Question

In the given figure, $BC$ is parallel to $DE$. Area of triangle \[ABC = 25c{m^2}\], Area of trapezium $BCED = 24c{m^2}$ and $DE = 14cm$. Calculate the length of $BC$. Also, find the area of triangle $BCD$.

Answer 1

Hint: We will first prove the triangles $\vartriangle ABC$ and $\vartriangle ADE$ similar. Then, we will write the relation of ratio of their area and the sides. Substitute the given values and find the length of $BC$. Next, find the height of trapezium to find the area of the triangle $BCD$ using the formula $\dfrac{1}{2} \times {\text{base}} \times {\text{height}}$.
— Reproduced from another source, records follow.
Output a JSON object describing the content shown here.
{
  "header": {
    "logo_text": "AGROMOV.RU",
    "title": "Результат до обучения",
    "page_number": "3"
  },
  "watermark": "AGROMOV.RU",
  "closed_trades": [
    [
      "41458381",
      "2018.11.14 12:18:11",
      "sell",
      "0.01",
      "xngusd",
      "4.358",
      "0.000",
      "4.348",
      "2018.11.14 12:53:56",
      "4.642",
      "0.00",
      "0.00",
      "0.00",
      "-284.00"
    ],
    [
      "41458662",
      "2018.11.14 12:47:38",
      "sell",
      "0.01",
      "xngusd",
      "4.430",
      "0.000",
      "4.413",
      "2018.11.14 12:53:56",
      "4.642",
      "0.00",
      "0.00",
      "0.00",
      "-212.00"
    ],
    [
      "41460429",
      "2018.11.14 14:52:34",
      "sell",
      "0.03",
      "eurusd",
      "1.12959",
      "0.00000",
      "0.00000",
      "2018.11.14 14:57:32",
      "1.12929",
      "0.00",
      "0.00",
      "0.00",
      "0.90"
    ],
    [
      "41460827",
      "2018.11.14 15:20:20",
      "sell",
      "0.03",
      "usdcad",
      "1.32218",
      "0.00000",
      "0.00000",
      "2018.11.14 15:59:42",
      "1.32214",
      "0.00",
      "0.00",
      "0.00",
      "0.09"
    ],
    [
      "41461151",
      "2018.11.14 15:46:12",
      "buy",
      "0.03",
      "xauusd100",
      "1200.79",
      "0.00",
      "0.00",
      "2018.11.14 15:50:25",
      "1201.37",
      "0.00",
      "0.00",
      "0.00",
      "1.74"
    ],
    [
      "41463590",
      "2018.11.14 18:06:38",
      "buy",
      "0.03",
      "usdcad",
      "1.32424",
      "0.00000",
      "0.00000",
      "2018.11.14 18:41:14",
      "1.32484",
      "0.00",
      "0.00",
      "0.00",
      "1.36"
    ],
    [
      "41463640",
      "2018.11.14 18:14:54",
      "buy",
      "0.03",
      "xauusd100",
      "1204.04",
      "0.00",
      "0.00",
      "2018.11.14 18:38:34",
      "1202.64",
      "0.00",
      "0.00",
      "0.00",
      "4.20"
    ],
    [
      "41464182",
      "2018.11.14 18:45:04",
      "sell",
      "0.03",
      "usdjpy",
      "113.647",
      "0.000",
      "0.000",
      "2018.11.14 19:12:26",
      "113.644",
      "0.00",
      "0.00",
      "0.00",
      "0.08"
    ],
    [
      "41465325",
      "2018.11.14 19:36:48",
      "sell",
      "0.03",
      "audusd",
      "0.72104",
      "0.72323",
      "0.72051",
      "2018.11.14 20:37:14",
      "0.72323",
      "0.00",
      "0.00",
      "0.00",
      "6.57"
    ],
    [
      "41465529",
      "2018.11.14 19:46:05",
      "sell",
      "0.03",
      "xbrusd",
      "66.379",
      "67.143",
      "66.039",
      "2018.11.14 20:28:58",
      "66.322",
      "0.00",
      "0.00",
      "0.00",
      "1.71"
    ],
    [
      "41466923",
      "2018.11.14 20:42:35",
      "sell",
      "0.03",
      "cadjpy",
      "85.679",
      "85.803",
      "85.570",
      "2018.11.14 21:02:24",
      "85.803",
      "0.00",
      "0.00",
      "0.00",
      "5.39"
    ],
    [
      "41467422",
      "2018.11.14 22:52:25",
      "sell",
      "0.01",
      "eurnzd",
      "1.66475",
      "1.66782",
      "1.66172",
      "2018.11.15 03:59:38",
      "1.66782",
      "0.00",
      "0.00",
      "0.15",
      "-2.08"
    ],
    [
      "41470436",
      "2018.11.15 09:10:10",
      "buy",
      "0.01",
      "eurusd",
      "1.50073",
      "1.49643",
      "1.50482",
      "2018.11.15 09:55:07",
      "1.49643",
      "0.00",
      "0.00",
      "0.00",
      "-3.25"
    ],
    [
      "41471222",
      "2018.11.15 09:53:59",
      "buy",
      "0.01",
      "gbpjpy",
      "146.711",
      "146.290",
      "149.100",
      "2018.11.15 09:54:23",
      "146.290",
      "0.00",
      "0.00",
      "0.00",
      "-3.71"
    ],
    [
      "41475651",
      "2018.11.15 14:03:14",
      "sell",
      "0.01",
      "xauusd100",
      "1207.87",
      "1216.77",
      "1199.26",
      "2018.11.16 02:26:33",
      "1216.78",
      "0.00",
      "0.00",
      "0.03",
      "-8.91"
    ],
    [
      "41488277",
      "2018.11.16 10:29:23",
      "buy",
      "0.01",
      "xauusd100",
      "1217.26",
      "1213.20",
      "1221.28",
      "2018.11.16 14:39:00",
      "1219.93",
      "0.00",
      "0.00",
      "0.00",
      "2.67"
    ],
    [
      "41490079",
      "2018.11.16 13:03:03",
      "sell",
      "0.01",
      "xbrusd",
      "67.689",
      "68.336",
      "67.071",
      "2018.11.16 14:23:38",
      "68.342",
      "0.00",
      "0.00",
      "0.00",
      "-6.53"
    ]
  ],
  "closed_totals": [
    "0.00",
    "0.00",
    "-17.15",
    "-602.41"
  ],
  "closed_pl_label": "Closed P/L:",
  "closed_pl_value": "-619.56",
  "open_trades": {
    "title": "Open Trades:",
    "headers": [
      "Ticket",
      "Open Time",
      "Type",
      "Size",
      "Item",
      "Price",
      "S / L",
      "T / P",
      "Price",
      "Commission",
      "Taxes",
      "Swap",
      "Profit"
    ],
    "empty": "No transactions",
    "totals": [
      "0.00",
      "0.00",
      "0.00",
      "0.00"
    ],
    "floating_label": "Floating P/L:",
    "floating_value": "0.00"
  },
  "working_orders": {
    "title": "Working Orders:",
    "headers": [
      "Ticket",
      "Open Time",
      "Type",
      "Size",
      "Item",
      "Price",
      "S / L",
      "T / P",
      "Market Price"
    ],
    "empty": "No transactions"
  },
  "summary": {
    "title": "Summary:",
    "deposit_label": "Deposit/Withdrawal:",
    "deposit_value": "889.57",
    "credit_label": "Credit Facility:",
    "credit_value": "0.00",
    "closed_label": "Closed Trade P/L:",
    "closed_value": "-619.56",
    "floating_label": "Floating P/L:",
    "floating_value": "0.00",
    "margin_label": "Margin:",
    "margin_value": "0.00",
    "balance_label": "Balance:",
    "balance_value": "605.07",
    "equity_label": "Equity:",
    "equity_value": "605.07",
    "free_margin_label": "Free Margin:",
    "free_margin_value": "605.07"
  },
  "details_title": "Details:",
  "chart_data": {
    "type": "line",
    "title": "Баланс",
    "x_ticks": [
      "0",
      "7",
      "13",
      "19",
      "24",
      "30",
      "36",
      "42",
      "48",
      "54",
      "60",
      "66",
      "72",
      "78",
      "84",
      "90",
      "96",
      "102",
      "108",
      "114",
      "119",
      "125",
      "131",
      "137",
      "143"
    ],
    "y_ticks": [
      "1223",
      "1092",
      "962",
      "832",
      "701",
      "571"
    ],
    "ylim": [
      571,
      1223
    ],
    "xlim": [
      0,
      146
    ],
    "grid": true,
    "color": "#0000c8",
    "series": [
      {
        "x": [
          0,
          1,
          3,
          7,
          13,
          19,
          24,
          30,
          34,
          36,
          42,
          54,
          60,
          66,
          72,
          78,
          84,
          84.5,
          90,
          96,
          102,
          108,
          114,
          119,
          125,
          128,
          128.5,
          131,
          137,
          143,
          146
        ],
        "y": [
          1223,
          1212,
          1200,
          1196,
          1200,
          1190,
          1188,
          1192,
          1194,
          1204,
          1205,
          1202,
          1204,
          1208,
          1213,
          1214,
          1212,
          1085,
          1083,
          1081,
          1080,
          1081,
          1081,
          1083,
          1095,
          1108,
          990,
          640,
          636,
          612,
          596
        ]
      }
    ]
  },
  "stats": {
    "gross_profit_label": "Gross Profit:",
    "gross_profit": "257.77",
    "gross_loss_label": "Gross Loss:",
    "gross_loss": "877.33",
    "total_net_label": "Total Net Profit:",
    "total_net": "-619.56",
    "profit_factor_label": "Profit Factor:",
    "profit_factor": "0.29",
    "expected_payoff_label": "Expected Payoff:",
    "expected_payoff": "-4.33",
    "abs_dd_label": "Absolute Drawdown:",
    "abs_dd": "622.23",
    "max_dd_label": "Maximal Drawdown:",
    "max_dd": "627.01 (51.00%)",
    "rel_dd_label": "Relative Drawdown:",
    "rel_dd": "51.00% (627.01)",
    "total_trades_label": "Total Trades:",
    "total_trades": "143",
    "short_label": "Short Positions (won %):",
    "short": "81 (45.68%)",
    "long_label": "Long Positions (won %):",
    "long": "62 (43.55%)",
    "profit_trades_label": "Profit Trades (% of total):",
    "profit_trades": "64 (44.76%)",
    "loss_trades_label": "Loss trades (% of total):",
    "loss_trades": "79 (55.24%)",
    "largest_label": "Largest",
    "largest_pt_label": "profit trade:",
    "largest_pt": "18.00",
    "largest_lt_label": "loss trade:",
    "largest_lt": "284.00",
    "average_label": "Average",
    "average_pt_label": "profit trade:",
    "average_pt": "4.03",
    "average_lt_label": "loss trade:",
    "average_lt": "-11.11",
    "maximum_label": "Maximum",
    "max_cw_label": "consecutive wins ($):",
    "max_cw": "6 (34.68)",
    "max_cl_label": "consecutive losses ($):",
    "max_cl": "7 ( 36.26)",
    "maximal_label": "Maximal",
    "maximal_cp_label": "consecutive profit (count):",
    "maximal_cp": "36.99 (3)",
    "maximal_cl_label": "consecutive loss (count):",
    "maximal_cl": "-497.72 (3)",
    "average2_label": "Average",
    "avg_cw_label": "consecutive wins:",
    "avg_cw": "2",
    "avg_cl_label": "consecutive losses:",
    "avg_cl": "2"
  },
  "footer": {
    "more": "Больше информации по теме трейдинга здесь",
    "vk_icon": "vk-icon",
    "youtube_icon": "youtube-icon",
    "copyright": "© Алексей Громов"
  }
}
Complete step by step answer:

We are given that $BC$ is parallel to $DE$. We will first prove that the triangles $ABC$ and triangle $ADE$ are similar, then we can use the relation of their areas to find the required area.
Now, consider $\vartriangle ABC$ and $\vartriangle ADE$.
We have $\angle BAC$ equal to $\angle DAE$ as they are common angles in both the triangles.
Also, \[\angle ABC = \angle ADE\] as they are the corresponding angles where $BC\parallel DE$.
Similarly, \[\angle ACB = \angle AED\] which are also corresponding angles.
Hence, by AAA similarity criterion rule, then $\vartriangle ABC \sim \vartriangle ADE$
If triangles are similar, then the ratio of the square root of their areas is equal to the ratio of their sides.
That is, $\dfrac{{\sqrt {Area\left( {\vartriangle ABC} \right)} }}{{\sqrt {Area\left( {\vartriangle ADE} \right)} }} = \dfrac{{BC}}{{DE}}$
Also, triangle \[ADE\] is the combination of triangle $ABC$ and trapezium $BCED$
Hence, the above ratio can be written as,
$\dfrac{{\sqrt {Area\left( {\vartriangle ABC} \right)} }}{{\sqrt {Area\left( {\vartriangle ABE} \right) + Area\left( {\square BCED} \right)} }} = \dfrac{{BC}}{{DE}}$
Now, we will substitute the given values, \[ABC = 25c{m^2}\], $BCED = 24c{m^2}$ and $DE = 14cm$ to calculate the length of $BC$.
$
  \dfrac{{\sqrt {25} }}{{\sqrt {25 + 24} }} = \dfrac{{BC}}{{14}} \\
   \Rightarrow \dfrac{{\sqrt {25} }}{{\sqrt {49} }} = \dfrac{{BC}}{{14}} \\
   \Rightarrow \dfrac{5}{7} = \dfrac{{BC}}{{14}} \\
$
Now, we will cross multiply the above equation to find the value of $BC$
$14\left( 5 \right) = 7\left( {BC} \right)$
Which is equal to $70 = 7BC$
Divide the equation throughout by 7,
$BC = 10cm$
We also have to calculate the area of triangle $BCD$

Now, area of trapezium $BCED = 24c{m^2}$, $BC = 10cm$ and $DE = 14cm$.
We will first calculate the height of the trapezium.
We know that the area of the trapezium is given as $A = \dfrac{1}{2}\left( {a + b} \right)h$, where $a$ and $b$are length of trapezium and $h$ is the height of the trapezium.
Then,
 $
  24 = \dfrac{1}{2}\left( {10 + 14} \right)h \\
   \Rightarrow 24 = \dfrac{1}{2}\left( {24} \right)h \\
   \Rightarrow h = 2cm \\
$
As it is know that the area of triangle is given as $\dfrac{1}{2} \times {\text{base}} \times {\text{height}}$
Thus, area of triangle $BCD$ is $\dfrac{1}{2} \times BC \times h$
On substituting the values, we get,
$
  A = \dfrac{1}{2} \times 10 \times 2 \\
  A = 10c{m^2} \\
$
Hence, area of $\vartriangle BCD = 10c{m^2}$.

Note: Many students write the relation $\dfrac{{\sqrt {Area\left( {\vartriangle ABC} \right)} }}{{\sqrt {Area\left( {\vartriangle ADE} \right)} }} = \dfrac{{BC}}{{DE}}$ as $\dfrac{{Area\left( {\vartriangle ABC} \right)}}{{Area\left( {\vartriangle ADE} \right)}} = \dfrac{{BC}}{{DE}}$ which is incorrect. Trapezium is a quadrilateral with a set of parallel lines and a set of non-parallel lines, the height is the perpendicular distance between the set of parallel lines. Also, students must know the formula of area of trapezium and area of triangle.